The mayor explained that two deputy clerks, Cynthia Annette Simmons and Regina Joy Brown, had deleted records and wiped away criminal histories, allowing dangerous criminals to return to the streets unpunished.
In a federal investigation, Simmons and Brown pled guilty on March 8 to accepting bribes—a story reported the day before Melton addressed the media about it, but without representatives of the investigative agencies present.
Melton made it clear Friday that the primary suspects for making the pay-offs to the women were members of the Wood Street Players, who allegedly used the fraud to sanitize their criminal records—perhaps explaining why warrants that Melton promised for the arrest of Vidal Sullivan did not turn up in searches.
"I'm not suggesting a link. I'm telling you there's a link," Melton said. "After I was elected I told the public that we had corruption at municipal court services and now we're finding out that that indeed is the case."
This is not a new accusation from Melton. In 2003, as director of the Mississippi Bureau of Narcotics, Melton accused Municipal Court Clerk Brenda Thomas of obstruction of justice for accepting money from members of the Cohea Street Money Boys and the Wood Street Players—whose members reportedly overlap—to erase their criminal records.
"We have very specific instances with specific individuals," Melton told The Clarion-Ledger in 2003. He went on to say that he would make "a complete, full public disclosure as to what has been going on with the judicial system in Hinds County" when the investigation was complete.
Nine months later, however, Hinds County Judge Mike Parker threw out the arrest warrant, saying the warrant had not yet been served. Thomas' attorney, Herbert Lee, told The Clarion-Ledger in 2004 that Melton's warrant was faulty because he had taken unsubstantiated information from an affidavit to make his charges.

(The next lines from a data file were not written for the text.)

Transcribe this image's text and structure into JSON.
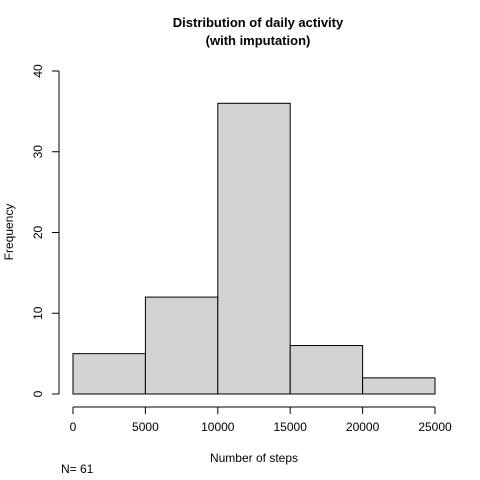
{
  "chart_data": {
    "type": "bar",
    "title_lines": [
      "Distribution of daily activity",
      "(with imputation)"
    ],
    "xlabel": "Number of steps",
    "ylabel": "Frequency",
    "bins": [
      {
        "start": 0,
        "end": 5000,
        "count": 5
      },
      {
        "start": 5000,
        "end": 10000,
        "count": 12
      },
      {
        "start": 10000,
        "end": 15000,
        "count": 36
      },
      {
        "start": 15000,
        "end": 20000,
        "count": 6
      },
      {
        "start": 20000,
        "end": 25000,
        "count": 2
      }
    ],
    "xlim": [
      0,
      25000
    ],
    "ylim": [
      0,
      40
    ],
    "xticks": [
      0,
      5000,
      10000,
      15000,
      20000,
      25000
    ],
    "yticks": [
      0,
      10,
      20,
      30,
      40
    ],
    "bar_color": "#d3d3d3",
    "bar_edge_color": "#000000",
    "grid": false,
    "legend": "none"
  },
  "note": "N= 61"
}
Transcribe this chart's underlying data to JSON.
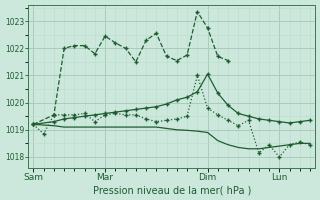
{
  "bg_color": "#cce8dc",
  "grid_color_major": "#aaccbb",
  "grid_color_minor": "#bbddcc",
  "line_color": "#1e5c30",
  "ylabel_values": [
    1018,
    1019,
    1020,
    1021,
    1022,
    1023
  ],
  "ylim": [
    1017.6,
    1023.6
  ],
  "xlabel": "Pression niveau de la mer( hPa )",
  "xtick_labels": [
    "Sam",
    "Mar",
    "Dim",
    "Lun"
  ],
  "xtick_pos": [
    0,
    7,
    17,
    24
  ],
  "xlim": [
    -0.5,
    27.5
  ],
  "num_xpoints": 28,
  "series1_x": [
    0,
    2,
    3,
    4,
    5,
    6,
    7,
    8,
    9,
    10,
    11,
    12,
    13,
    14,
    15,
    16,
    17,
    18,
    19
  ],
  "series1_y": [
    1019.2,
    1019.55,
    1022.0,
    1022.1,
    1022.1,
    1021.8,
    1022.45,
    1022.2,
    1022.0,
    1021.5,
    1022.3,
    1022.55,
    1021.7,
    1021.55,
    1021.75,
    1023.35,
    1022.75,
    1021.7,
    1021.55
  ],
  "series2_x": [
    0,
    2,
    3,
    4,
    5,
    6,
    7,
    8,
    9,
    10,
    11,
    12,
    13,
    14,
    15,
    16,
    17,
    18,
    19,
    20,
    21,
    22,
    23,
    24,
    25,
    26,
    27
  ],
  "series2_y": [
    1019.2,
    1019.3,
    1019.4,
    1019.45,
    1019.5,
    1019.55,
    1019.6,
    1019.65,
    1019.7,
    1019.75,
    1019.8,
    1019.85,
    1019.95,
    1020.1,
    1020.2,
    1020.4,
    1021.05,
    1020.35,
    1019.9,
    1019.6,
    1019.5,
    1019.4,
    1019.35,
    1019.3,
    1019.25,
    1019.3,
    1019.35
  ],
  "series3_x": [
    0,
    2,
    3,
    4,
    5,
    6,
    7,
    8,
    9,
    10,
    11,
    12,
    13,
    14,
    15,
    16,
    17,
    18,
    19,
    20,
    21,
    22,
    23,
    24,
    25,
    26,
    27
  ],
  "series3_y": [
    1019.2,
    1019.15,
    1019.1,
    1019.1,
    1019.1,
    1019.1,
    1019.1,
    1019.1,
    1019.1,
    1019.1,
    1019.1,
    1019.1,
    1019.05,
    1019.0,
    1018.98,
    1018.95,
    1018.9,
    1018.6,
    1018.45,
    1018.35,
    1018.3,
    1018.3,
    1018.35,
    1018.4,
    1018.45,
    1018.5,
    1018.5
  ],
  "series4_x": [
    0,
    1,
    2,
    3,
    4,
    5,
    6,
    7,
    8,
    9,
    10,
    11,
    12,
    13,
    14,
    15,
    16,
    17,
    18,
    19,
    20,
    21,
    22,
    23,
    24,
    25,
    26,
    27
  ],
  "series4_y": [
    1019.2,
    1018.85,
    1019.55,
    1019.55,
    1019.55,
    1019.6,
    1019.3,
    1019.55,
    1019.6,
    1019.55,
    1019.55,
    1019.4,
    1019.3,
    1019.35,
    1019.4,
    1019.5,
    1021.0,
    1019.8,
    1019.55,
    1019.35,
    1019.15,
    1019.35,
    1018.15,
    1018.45,
    1018.0,
    1018.45,
    1018.55,
    1018.45
  ]
}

Melton testified that he gave specific information to substantiate the warrant to Hinds County Justice Court Judge Ivory Britton.
Two months later, in November 2004, bail bondsman Jimmie "Jimmy Jam" Johnson, who Melton had accused of being involved in the scheme with Thomas, was murdered.
At the March 10, 2006, press conference, Melton said he believed the two clerks—Simmons and Brown—had also worked with murdered bail bondsman Johnson.
Melton said Friday that the clerks had erased records for Vidal Sullivan—thus helping keep him out of jail. "If you call court services to access that particular record and that record is not found, and you go to another source and find 51 interdictions, that is very inappropriate and that has been addressed with the pleading of those two individuals," Melton said.
However, sources inside the court system tell the JFP that municipal clerks would only be able to erase misdemeanors, as felony charges are registered in multiple locations and cannot be so easily deleted.
Furthermore, sources say that these two clerks came to the attention of federal investigators because of a civil suit filed against the city of Jackson, Sebrena Crawford v. City of Jackson, in U.S. District Court for the Southern District of Mississippi in 2004. That suit alleges that Simmons removed complaints lodged by Sebrena Crawford against Grover Hamilton for assaults, sexual assaults and batteries against her and her children in 2002.
She is suing Hamilton, the clerks and the city of Jackson for these offenses.
John Dowdy, chief of the criminal division in the U.S. Attorney's office, confirmed that Simmons and Brown were investigated in that case, but would not confirm nor deny whether the two had a link to further investigations regarding the Wood Street Players, as Melton reported.
At the same press conference, Melton told the media that he would not release crime statistics directly to the media—and would only release them filtered through a television station and other publications he plans for the city of Jackson to start.
After the press conference, Melton made further headlines by threatening Clarion-Ledger reporter Kathleen Baydala, who was investigating a trip he and two bodyguards had taken the weekend before to the Bahamas—with tickets charged to the city. The paper reported the next day that Melton told Baydala "I will cream you personally," if she proceeded with the story.
The Clarion-Ledger ran the Bahamas story the next day, despite the threat.